The pushback was fast and furious:

"You would get an F in epidemiology at Johns Hopkins if you did that calculation," said Johns Hopkins professor Gerard Anderson, whose 2000 study "Multinational Comparisons of Health Systems Data" has been cited by Gratzer as a source for his statistics.... Five-year prostate cancer survival rates are higher in the United States than in Britain but, according to Howard Parnes of the National Cancer Institute, this is largely a statistical illusion.... Both Anderson and Parnes say that it is impossible, on the basis of the available data, to conclude that Americans have a significantly better chance of surviving prostate cancer than Britons.

British health officials were also quick to point out the error:

The Office for National Statistics says that the five-year survival rate from prostate cancer in Britain is 74.4 per cent.

Mr Giuliani’s campaign did not give an immediate response. But a spokeswoman has previously insisted that he would continue to repeat the statistic and run the advertisement. She said the 44 per cent figure came from an article in a “highly respected intellectual journal” published by the right-wing Manhattan Institute, which he had read because “he is an intellectually engaged human being”.

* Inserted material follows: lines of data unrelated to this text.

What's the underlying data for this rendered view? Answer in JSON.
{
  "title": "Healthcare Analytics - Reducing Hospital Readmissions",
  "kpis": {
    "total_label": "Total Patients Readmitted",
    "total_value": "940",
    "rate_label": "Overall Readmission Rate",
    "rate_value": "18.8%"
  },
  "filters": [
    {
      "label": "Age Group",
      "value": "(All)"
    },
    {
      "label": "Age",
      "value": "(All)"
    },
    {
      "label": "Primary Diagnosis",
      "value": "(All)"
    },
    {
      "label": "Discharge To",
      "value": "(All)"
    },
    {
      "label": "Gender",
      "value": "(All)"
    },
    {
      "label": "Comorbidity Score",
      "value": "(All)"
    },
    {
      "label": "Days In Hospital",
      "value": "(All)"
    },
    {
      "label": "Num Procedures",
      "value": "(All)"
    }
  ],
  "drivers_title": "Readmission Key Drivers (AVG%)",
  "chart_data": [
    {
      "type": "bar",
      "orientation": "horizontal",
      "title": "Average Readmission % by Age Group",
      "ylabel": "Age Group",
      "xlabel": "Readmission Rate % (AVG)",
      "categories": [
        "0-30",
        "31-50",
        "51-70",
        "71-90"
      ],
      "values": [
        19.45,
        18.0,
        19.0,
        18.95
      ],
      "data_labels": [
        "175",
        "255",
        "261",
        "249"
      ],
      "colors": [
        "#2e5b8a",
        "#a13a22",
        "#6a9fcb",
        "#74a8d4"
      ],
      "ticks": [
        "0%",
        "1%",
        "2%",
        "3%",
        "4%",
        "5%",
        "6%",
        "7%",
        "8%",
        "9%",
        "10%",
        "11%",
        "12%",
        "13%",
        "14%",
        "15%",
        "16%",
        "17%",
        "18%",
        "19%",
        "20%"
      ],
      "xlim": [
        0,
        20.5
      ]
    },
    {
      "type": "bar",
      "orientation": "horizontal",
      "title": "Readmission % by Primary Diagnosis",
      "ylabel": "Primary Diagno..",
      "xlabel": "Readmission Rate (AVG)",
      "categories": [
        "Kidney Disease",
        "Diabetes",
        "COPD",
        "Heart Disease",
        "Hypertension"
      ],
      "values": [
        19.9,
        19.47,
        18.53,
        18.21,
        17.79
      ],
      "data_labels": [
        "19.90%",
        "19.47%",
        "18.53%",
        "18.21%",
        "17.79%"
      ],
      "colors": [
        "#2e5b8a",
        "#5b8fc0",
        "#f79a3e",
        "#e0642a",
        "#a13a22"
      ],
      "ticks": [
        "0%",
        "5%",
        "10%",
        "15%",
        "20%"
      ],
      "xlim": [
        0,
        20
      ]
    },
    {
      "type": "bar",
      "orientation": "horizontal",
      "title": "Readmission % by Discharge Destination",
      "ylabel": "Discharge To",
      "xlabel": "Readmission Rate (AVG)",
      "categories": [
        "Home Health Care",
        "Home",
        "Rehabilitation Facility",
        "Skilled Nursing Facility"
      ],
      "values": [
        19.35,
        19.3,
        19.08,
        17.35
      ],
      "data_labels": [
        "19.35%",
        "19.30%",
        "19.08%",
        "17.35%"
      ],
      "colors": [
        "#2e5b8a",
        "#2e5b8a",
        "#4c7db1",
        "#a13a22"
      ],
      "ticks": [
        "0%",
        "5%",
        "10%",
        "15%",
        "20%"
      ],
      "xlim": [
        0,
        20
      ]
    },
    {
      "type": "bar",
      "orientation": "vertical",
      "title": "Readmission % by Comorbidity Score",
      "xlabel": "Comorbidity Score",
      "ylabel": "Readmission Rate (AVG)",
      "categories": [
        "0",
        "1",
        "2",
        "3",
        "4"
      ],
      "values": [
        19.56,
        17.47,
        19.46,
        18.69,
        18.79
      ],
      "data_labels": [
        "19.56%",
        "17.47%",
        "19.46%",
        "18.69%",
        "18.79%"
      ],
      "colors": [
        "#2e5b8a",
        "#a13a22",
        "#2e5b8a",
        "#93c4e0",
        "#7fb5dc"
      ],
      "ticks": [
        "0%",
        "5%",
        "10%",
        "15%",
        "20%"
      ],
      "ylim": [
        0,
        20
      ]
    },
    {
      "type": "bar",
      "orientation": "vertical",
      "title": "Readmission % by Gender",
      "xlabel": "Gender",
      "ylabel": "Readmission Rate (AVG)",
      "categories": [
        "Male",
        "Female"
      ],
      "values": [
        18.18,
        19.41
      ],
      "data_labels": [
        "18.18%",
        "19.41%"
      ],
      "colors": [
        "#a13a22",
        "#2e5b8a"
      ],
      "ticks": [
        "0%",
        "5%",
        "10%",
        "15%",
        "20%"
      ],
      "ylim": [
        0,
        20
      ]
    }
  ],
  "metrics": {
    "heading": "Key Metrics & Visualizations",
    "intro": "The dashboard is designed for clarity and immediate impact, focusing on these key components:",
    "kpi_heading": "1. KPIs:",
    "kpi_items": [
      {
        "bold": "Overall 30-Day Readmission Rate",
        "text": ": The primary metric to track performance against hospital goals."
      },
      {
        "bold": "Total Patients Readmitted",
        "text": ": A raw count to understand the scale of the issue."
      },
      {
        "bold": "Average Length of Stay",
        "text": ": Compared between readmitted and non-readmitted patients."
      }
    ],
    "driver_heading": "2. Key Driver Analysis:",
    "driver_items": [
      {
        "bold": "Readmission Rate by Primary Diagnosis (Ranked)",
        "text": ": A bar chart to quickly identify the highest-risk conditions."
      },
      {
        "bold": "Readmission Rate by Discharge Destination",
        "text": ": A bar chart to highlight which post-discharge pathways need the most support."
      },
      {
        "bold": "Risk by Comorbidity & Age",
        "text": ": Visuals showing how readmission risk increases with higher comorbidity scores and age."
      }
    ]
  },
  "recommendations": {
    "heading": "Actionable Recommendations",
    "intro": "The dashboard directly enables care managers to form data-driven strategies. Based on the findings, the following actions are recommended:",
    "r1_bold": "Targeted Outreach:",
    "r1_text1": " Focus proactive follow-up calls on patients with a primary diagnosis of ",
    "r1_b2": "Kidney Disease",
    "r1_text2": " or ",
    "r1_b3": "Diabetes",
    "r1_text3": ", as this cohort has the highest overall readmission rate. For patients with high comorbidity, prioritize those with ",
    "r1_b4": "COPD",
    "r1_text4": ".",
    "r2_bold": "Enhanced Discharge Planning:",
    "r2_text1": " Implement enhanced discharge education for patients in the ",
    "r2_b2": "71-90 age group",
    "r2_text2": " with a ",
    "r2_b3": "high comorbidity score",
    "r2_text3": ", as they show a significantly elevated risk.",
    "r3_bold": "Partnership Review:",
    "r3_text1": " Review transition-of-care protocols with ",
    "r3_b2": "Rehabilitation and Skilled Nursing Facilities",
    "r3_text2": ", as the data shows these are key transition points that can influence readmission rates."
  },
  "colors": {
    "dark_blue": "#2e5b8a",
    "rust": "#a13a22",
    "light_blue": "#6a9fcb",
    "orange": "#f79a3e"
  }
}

The article’s author, David Gratzer, who is an adviser to Mr Giuliani’s campaign, has acknowledged to The New York Times that the statistic is seven years old and “crude”.

He said that it came from the Commonwealth Fund, which specialises in health policy issues. But the same organisation has since issued a statement accusing Dr Gratzer of misusing its research.

The Commonwealth Fund responded:

In fact, the five-year survival data cited in the City Journal article do not come from The Commonwealth Fund report, and cannot be calculated from that report. What the report, Multinational Comparisons of Health Systems Data, 2000 by Gerard F. Anderson and Peter S. Hussey of Johns Hopkins University, includes are data on prostate cancer incidence and mortality rates in the two countries.

Specifically, The Commonwealth Fund report features a chart showing that, in 1997, the incidence of prostate cancer in the U.S. was 136 per 100,000 males and the mortality rate (death rate) was 26 per 100,000 males. By comparison, in the U.K. the prostate cancer incidence was 49 per 100,000 and the death rate was 28 deaths per 100,000. (The prostate cancer incidence rate—which is the number of men diagnosed with the disease in a given year—in the U.S. is thought to be higher because prostate cancer screening is much more common in this country.)

The incidence rates simply report the number of men diagnosed with prostate cancer in a given year. Prostate cancer mortality rates report the number of men who died of the disease in a given year. Neither speaks to length of survival, and that figure can not be calculated using the others.

Yes, Dr. Gratzer (like most right-wing true believers) is prone to seeing what he wants to see, and then insisting it's the truth. How refreshing to see him treated as the willful nincompoop he is.